The ‘rediscovery of public health’?

 

Studying the history of public health in Scotland and the UK since the 1970s I’ve been struck by periodic references to the ‘rediscovery of public health’. The 1976 report Prevention and Health: Everybody’s Business was hailed as one such rediscovery. However, the rediscovery was perhaps related to the idea that investing in public health was a cost effective means of public service delivery -a theme present in discussions of funding for public health since the allocation of Poor Law relief in the 19th Century, but also very familiar to us today. While the report did acknowledge the importance of structural factors in health inequalities, it also introduced a trend of highlighting a set of individualised ‘risk factors’ in understanding the health of the population and the promotion of ‘healthy lifestyles’ as a way of improving public health; suggesting that individuals should take more responsibility for their own health –sound familiar?

This debate between the importance of addressing health inequalities and the material structures that they are based in: poor housing, low incomes, lack of access to education and community resources, versus the need to encourage individuals to take responsibility for their own health characterised the content of public health reports throughout the 1980s and 1990s.

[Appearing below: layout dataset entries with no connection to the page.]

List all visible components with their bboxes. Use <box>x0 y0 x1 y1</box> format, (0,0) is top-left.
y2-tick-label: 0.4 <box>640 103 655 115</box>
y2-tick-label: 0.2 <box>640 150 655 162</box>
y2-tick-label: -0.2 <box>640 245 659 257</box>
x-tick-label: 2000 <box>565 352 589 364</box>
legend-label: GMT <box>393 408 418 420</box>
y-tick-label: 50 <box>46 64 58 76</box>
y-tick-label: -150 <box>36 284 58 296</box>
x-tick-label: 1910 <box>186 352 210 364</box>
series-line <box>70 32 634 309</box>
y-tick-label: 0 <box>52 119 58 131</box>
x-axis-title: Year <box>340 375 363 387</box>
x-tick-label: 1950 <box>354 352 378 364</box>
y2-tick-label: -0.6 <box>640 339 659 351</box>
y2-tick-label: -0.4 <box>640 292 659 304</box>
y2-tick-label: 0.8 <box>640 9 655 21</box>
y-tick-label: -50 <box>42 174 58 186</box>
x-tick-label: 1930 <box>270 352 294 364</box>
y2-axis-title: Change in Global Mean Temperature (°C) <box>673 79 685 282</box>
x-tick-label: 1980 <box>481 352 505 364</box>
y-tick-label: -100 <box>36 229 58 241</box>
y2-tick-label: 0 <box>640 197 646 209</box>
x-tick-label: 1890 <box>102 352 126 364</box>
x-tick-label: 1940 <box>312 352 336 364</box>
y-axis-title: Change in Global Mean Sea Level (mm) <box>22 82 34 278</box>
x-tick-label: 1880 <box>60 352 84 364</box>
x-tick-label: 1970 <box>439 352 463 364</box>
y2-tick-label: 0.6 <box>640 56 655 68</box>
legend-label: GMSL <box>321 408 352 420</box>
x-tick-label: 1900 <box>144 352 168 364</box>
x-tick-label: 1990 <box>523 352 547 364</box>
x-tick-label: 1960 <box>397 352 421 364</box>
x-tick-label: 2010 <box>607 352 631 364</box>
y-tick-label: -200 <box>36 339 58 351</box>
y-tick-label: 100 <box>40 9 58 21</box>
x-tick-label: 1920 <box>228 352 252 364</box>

In 2004 the Choosing Health white paper dropped explicit reference to health inequalities in what Elizabeth Dowler has described as a retreat ‘back towards lifestyle and behaviourist approaches’. Again public health was hailed as cost effective, but no systematic approach was implemented, despite this recommendation in the earlier Wanless review.

In Scotland, there have been signs of a different approach. Sir Harry Burns, appointed as chief medical officer, Scotland in 2005 has supported the role of asset-based approaches to public health. Asset-based approaches look at what existing resources people already have and seek to support them to sustain health and well-being rather than solely identifying good health as the absence of a list of ‘risk factors’. However research from the Scottish Public Health Observatory has warned that this approach could potentially widen health inequalities rather than reduce them.

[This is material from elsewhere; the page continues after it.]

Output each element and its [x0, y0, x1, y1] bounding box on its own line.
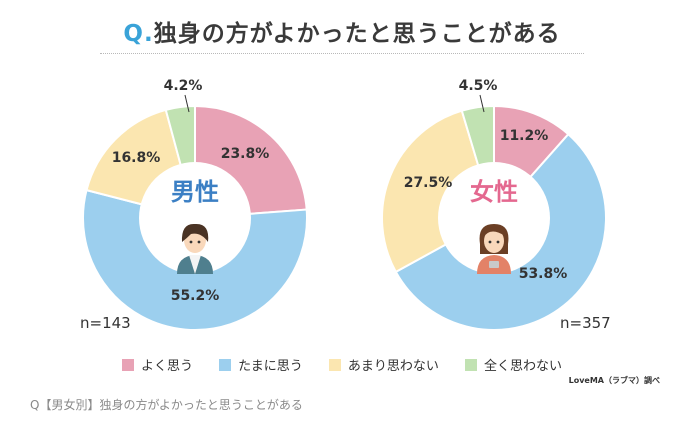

What has struck me is not just the repetitiveness of the discussion and comment on public health from the 1970s, but how much it fails to take into account what we know about how people make choices about their health. In 1990 anthropologist Mildred Blaxter published her research on Health and Lifestyles. She concluded that if people lived in good circumstances ‘healthy’ behaviour had a strong influence on health, but that if circumstances were bad, then adopting ‘healthy’ behaviours made little difference. Moreover, few people’s lifestyles were either totally healthy, or totally unhealthy; some people smoke, but takes lots of exercise, while others may not smoke, eat well, but not do exercise. Thus an approach to health promotion that simply advocates a list of health do’s and don’ts is limited in its effectiveness, because it doesn’t take into account the realities of people’s lives.

I’ll leave you this week with this thought from pioneering social researcher Richard Titmuss, who established Social Policy as an academic discipline: 

‘when we study welfare systems we see that they reflect the dominant cultural and political characteristics of societies.’ 

-What kind of culture does our current system of care reflect?